One third of spouse abusers are also child abusers. Children growing up in violent homes have six times greater likelihood of attempting suicide, a 74 percent greater chance of committing crimes against another person, a 50 percent higher chance of abusing drugs or alcohol and were 24 times as likely to commit sexual assault crimes. Boys who have witnessed domestic violence are 10 times more likely to batter their female partners as adults.
When the community and police fail to provide an adequate response, children often take it upon themselves to make their homes safe for themselves and mothers. In 1985, 63 percent of the young males between the ages of 11 and 20 who are doing time for homicide killed their mother's batterer.
Given this information, why does society consider domestic violence as "not a serious call"? Why are there three times the number of shelters for homeless animals (3,200) in the U.S., than for homeless women and children (1,200)? Why do people continue to blame the victim, rather than blame the system for its lack of response?
This is clearly not just a police problem. Why should the police bother to make an arrest when they now the city prosecutor probably won't prosecute? Even if a prosecution is successful, judges are lax in holding the batterers accountable for their actions?
This is the situation in Douglas County as I understand it from discussions with women who have tried to work through the system.

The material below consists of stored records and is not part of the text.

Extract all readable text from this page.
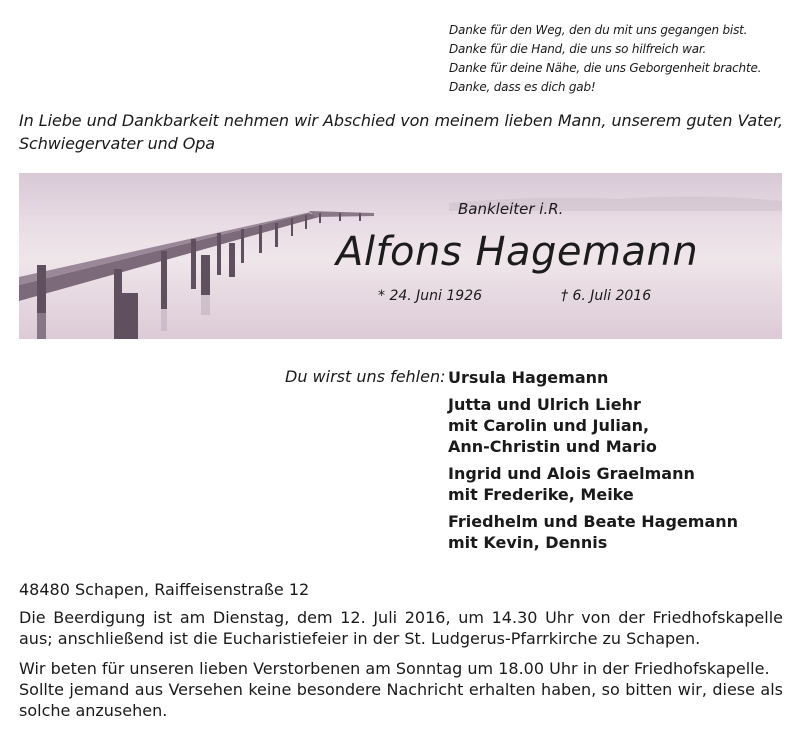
Danke für den Weg, den du mit uns gegangen bist.
Danke für die Hand, die uns so hilfreich war.
Danke für deine Nähe, die uns Geborgenheit brachte.
Danke, dass es dich gab!
In Liebe und Dankbarkeit nehmen wir Abschied von meinem lieben Mann, unserem guten Vater, Schwiegervater und Opa
Bankleiter i.R.
Alfons Hagemann
* 24. Juni 1926	† 6. Juli 2016
Du wirst uns fehlen: Ursula Hagemann
Jutta und Ulrich Liehr
mit Carolin und Julian,
Ann-Christin und Mario
Ingrid und Alois Graelmann
mit Frederike, Meike
Friedhelm und Beate Hagemann
mit Kevin, Dennis
48480 Schapen, Raiffeisenstraße 12

Die Beerdigung ist am Dienstag, dem 12. Juli 2016, um 14.30 Uhr von der Friedhofskapelle aus; anschließend ist die Eucharistiefeier in der St. Ludgerus-Pfarrkirche zu Schapen.

Wir beten für unseren lieben Verstorbenen am Sonntag um 18.00 Uhr in der Friedhofskapelle.

Sollte jemand aus Versehen keine besondere Nachricht erhalten haben, so bitten wir, diese als solche anzusehen.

Solutions are available. A Violence Against Women Act (S 2754) has been introduced in the U.S. Senate. Part of that bill would aid each state to develop a comprehensive response to domestic violence. Other cities (San Francisco, Duluth, Seattle, for example) have developed successful court and police programs that Omaha should consider modeling.
I support any effort to get more police onto the streets to respond to all calls, but until the medical, social work, law enforcement, legal and judicial communities develop a coordinated effort to protect women and children, the fastest response times, without arrest, are going to do little to prevent or resolve the problem of domestic violence in Omaha.